Na 32 sekundy przed końcem czwartej kwarty, DeMar DeRozan wjechał pod kosz i próbował rzucić lay-up nad Coreyem Brewerem. Ten jednak uderzył go w rękę, a sędzia nie dopatrzył się faulu. W kolejnym posiadaniu Russell Westbrook zapewnił Oklahomie City Thunder przewagę, której Toronto Raptors już nie odrobili. Jeszcze przed końcem meczu, sędzia wyrzucił dwóch zawodników Raptors i trenera Dwane’a Caseya za kłótnie.
[ot-video][/ot-video]
– Po prostu uderzył mnie w ręke. Zrobił to, bo widział, że trafię lay-upa. Popełnił faul i tyle – mówił DeRozan w rozmowie z dziennikarzami. Zaraz po DeRozanie, do szatni odesłany został Serge Ibaka. – Przyzwyczailiśmy się do tego, że musimy walczyć pomimo stawianych nam na drodze przeszkód. Ale za każdym razem, gdy zaczynamy walczyć o swoje, to nam się obrywa. Każdy ma jednak pewne granice. To bardzo frustrujące – dodał DeMar.

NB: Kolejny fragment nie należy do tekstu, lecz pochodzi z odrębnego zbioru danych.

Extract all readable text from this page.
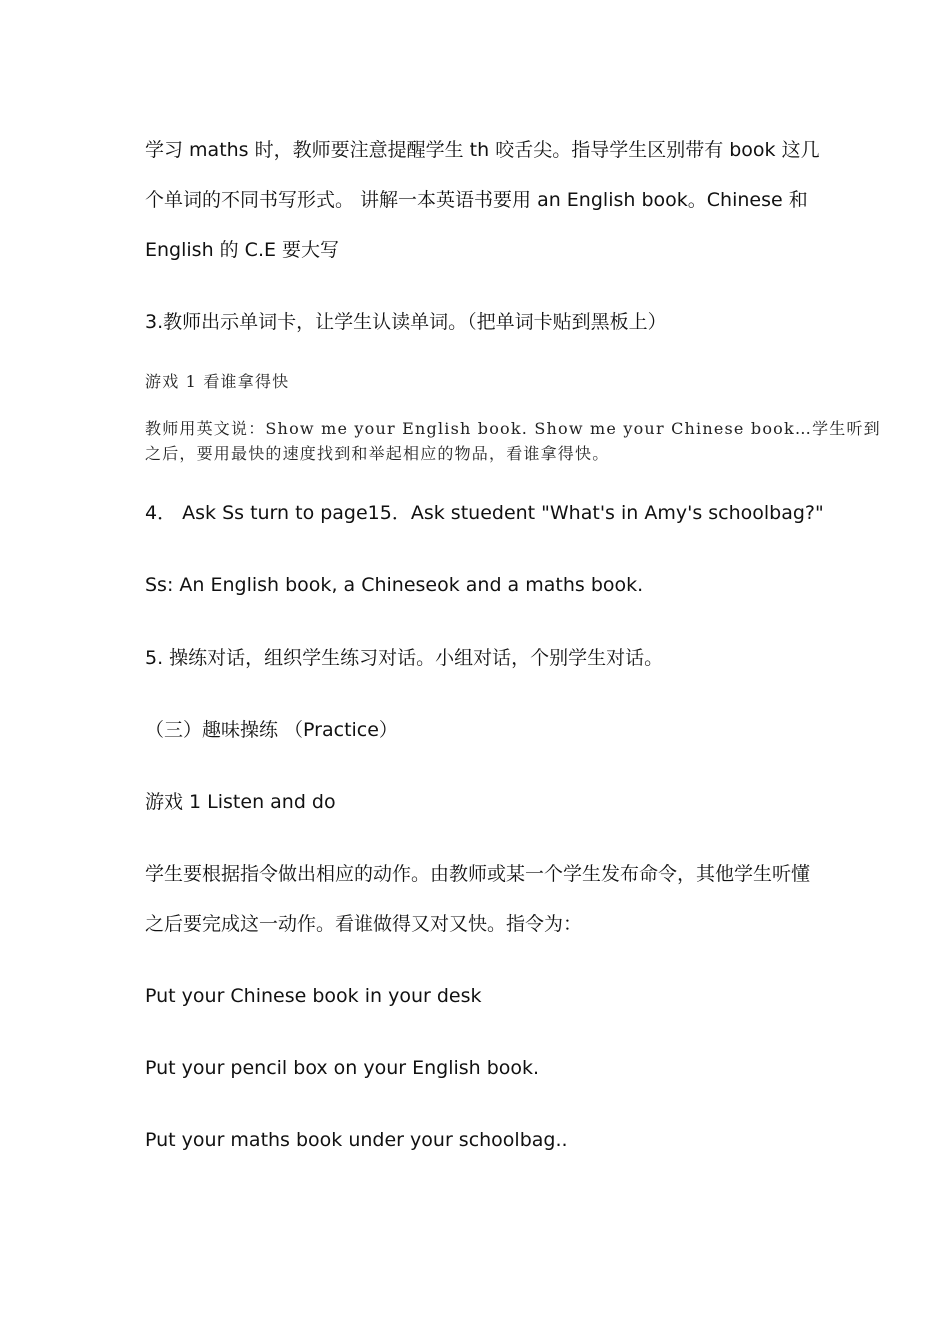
学习 maths 时，教师要注意提醒学生 th 咬舌尖。指导学生区别带有 book 这几
个单词的不同书写形式。 讲解一本英语书要用 an English book。Chinese 和
English 的 C.E 要大写
3.教师出示单词卡，让学生认读单词。（把单词卡贴到黑板上）
游戏 1 看谁拿得快
教师用英文说：Show me your English book. Show me your Chinese book…学生听到
之后，要用最快的速度找到和举起相应的物品，看谁拿得快。
4． Ask Ss turn to page15．Ask stuedent "What's in Amy's schoolbag?"
Ss: An English book, a Chineseok and a maths book.
5. 操练对话，组织学生练习对话。小组对话，个别学生对话。
（三）趣味操练 （Practice）
游戏 1 Listen and do
学生要根据指令做出相应的动作。由教师或某一个学生发布命令，其他学生听懂
之后要完成这一动作。看谁做得又对又快。指令为：
Put your Chinese book in your desk
Put your pencil box on your English book.
Put your maths book under your schoolbag..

Raptors mieli szansę na dwunaste zwycięstwo z rzędu, co oznaczałoby nowy rekord organizacji. DeRozan zanotował 24 punkty i przez dużą część spotkania razem z Kylem Lowrym prowadził Raps do wygranej. Czy według Was sędzia podjął odpowiednią decyzję nie gwiżdżąc w tym wypadku przewinienia?